Maintenance partition

List partition

use the pg_partition_tree function to get the list of partition names in the table:

# Verify the partitioned tab
SELECT p.relname AS partition_name,  
       pg_get_expr(p.relpartbound, p.oid) AS partition_bound, 
       pg_get_partkeydef(p.oid) AS partition_key  
  FROM pg_partition_tree('sales') AS t  
  JOIN pg_class AS p ON p.oid = t.relid;

Attach a new partition

create the new regular table with the desired schema and partition constraints, and then use the ALTER TABLE command with the ATTACH PARTITION option to attach it to the partitioned table.

CREATE TABLE part_tags_date_05_2020 PARTITION OF part_tags FOR VALUES FROM ('2020-05-01') TO ('2020-05-30');

Detach an existing partition

 ALTER TABLE part_tags DETACH PARTITION part_tags_date_05_2020 ;
ALTER TABLE t_data
    DETACH PARTITION payments_3;
ALTER TABLE t_data
    ATTACH PARTITION payments_3
    FOR VALUES WITH (MODULUS 12, REMAINDER 3);

Attach an already existing table to the parent table

ALTER TABLE part_tags ATTACH PARTITION part_tags_already_exists FOR
VALUES FROM ('1970-01-01') TO ('2019-12-31');

Constraint exclusion

Set parameter constraint exclusion to on or partition. If WHERE clause contain partition key optimizer using check constraint to remove partition from scaning

select * from pg_setting where name = 'constraint_exclusion';

Partition pruning

It's use only in declarative partitioning. Set parameter partition pruning to enable (default). If WHERE clause contain partition key optimizer using table partition bounds to remove partition from scaning. This bounds exist only in declarative partition.

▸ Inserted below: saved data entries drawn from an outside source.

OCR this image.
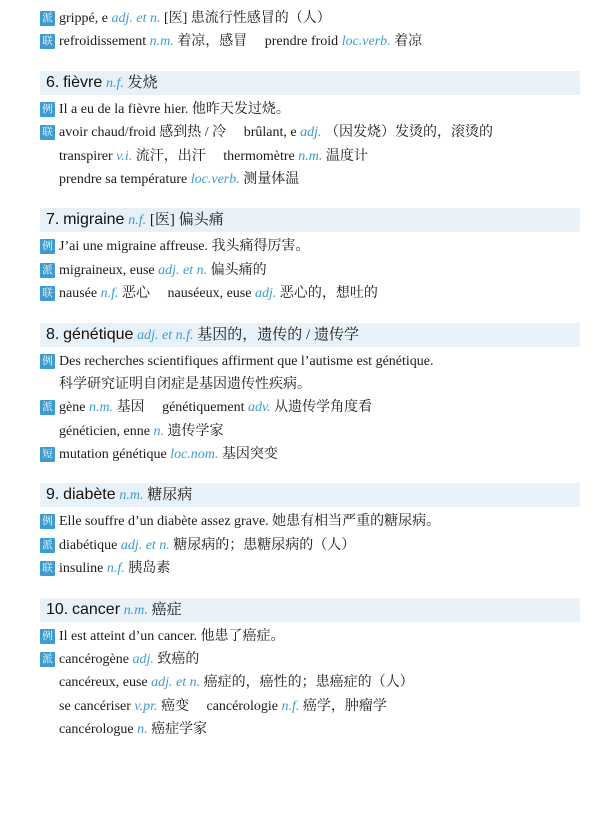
派 grippé, e adj. et n. [医] 患流行性感冒的（人）
联 refroidissement n.m. 着凉，感冒 prendre froid loc.verb. 着凉
6. fièvre n.f. 发烧
例 Il a eu de la fièvre hier. 他昨天发过烧。
联 avoir chaud/froid 感到热 / 冷 brûlant, e adj. （因发烧）发烫的，滚烫的
transpirer v.i. 流汗，出汗 thermomètre n.m. 温度计
prendre sa température loc.verb. 测量体温
7. migraine n.f. [医] 偏头痛
例 J’ai une migraine affreuse. 我头痛得厉害。
派 migraineux, euse adj. et n. 偏头痛的
联 nausée n.f. 恶心 nauséeux, euse adj. 恶心的，想吐的
8. génétique adj. et n.f. 基因的，遗传的 / 遗传学
例 Des recherches scientifiques affirment que l’autisme est génétique.
科学研究证明自闭症是基因遗传性疾病。
派 gène n.m. 基因 génétiquement adv. 从遗传学角度看
généticien, enne n. 遗传学家
短 mutation génétique loc.nom. 基因突变
9. diabète n.m. 糖尿病
例 Elle souffre d’un diabète assez grave. 她患有相当严重的糖尿病。
派 diabétique adj. et n. 糖尿病的；患糖尿病的（人）
联 insuline n.f. 胰岛素
10. cancer n.m. 癌症
例 Il est atteint d’un cancer. 他患了癌症。
派 cancérogène adj. 致癌的
cancéreux, euse adj. et n. 癌症的，癌性的；患癌症的（人）
se cancériser v.pr. 癌变 cancérologie n.f. 癌学，肿瘤学
cancérologue n. 癌症学家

select * from pg_setting where name = 'enable_partition_pruning';

enable_partition_pruning = off/on

Partition pruning can be performed not only during the planning of a given query, but also during its execution. This is useful as it can allow more partitions to be pruned when clauses contain expressions whose values are not known at query planning time; for example, parameters defined in a PREPARE statement, using a value obtained from a subquery or using a parameterized value on the inner side of a nested loop join.

Default partition

use a default partition where all the values that are not reflected in the mapping of the child tables will be inserted.

CREATE TABLE part_tags_default PARTITION OF part_tags default;

Indexing

Postgres 11+ If define the indexes for the parent table. These indexes will automatically be propagated to child tablesa.

Moving rów between partitios

PostgreSQL 11+ is able to move a row from one partition to the other. However, keep in mind that moving data between partitions may not be the best idea in general.

Default partition

CREATE TABLE p_def PARTITION OF data DEFAULT;

All the data that doesn’t fit anywhere will end up in this default partition, which ensures that creating the right partition can never be forgotten.